The lake’s angling is improving, and it was stocked with largemouth bass, walleye, channel catfish and crappie. The lake’s best walleye catch so far was 27 inches, and the best bass catch weighed more than 6 pounds, according to Hobbs. Yaeger’s best bass have been around 5 pounds. He’s caught walleye the same size while fishing for bass.
He’s more appreciative of the lake’s little fish than the big ones.
“We like to tent camp, and we can go back up one of the creeks and my kids can catch bluegill all day and have a blast,” said the farmer from Cimarron. “It’s a neat place for me to take my family.” He also likes that his kids can swim in HorseThief.
Though the campgrounds are smaller than most federal reservoirs, Hobbs and Yaeger say it’s still possible for people to find some privacy. Currently, the entire south shoreline of the reservoir has pretty much been left in its natural prairie state.
For the public, the tall, rocky bluffs and rolling grasslands can be accessed only by hikers and mountain bikers. Hobbs currently maintains a trail of about 7 miles along that side of the reservoir.

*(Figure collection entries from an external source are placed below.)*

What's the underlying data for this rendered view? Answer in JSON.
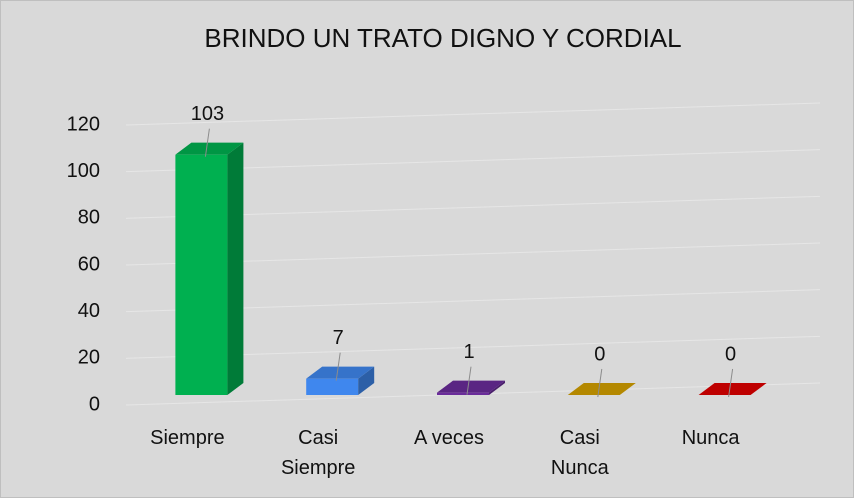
{
  "chart_data": {
    "type": "bar",
    "title": "BRINDO UN TRATO DIGNO Y CORDIAL",
    "categories": [
      "Siempre",
      "Casi Siempre",
      "A veces",
      "Casi Nunca",
      "Nunca"
    ],
    "values": [
      103,
      7,
      1,
      0,
      0
    ],
    "colors": [
      "#00b050",
      "#3f87ee",
      "#6a2c9a",
      "#d4a000",
      "#e00000"
    ],
    "ylim": [
      0,
      120
    ],
    "yticks": [
      0,
      20,
      40,
      60,
      80,
      100,
      120
    ],
    "grid": true
  }
}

In the fall and winter, most of the property is enrolled in Wildlife and Parks’ Walk-In Hunting Area program for shotgun and archery hunting. Some food plots are planted to attract upland birds, like pheasants. Sometimes the lake holds large numbers of geese.
Hobbs said plans call for more improvements and programs at Kansas’ newest public reservoir.
“It seems about everybody out here has some feeling of ownership and pride in the place,” said Hobbs. “There’s not much trash left out here. There are times when I’ll look out and somebody will just be walking around picking up trash at random. It’s not their job, they just want the place to look nice.”
Where: Access from K-156, about 5 miles west of Jetmore. The entrance, and a large sign, are on the south side of the highway.
Cost: There’s a self-pay station about halfway to the water. Daily fees are $5 per vehicle, $10 for camping and $10 for a campsite with utilities. State park permits are not valid at this county-owned and -managed facility.
Rules: All state regulations that pertain to boating and fishing apply at HorseThief. Glass containers, including beverage bottles, are not allowed.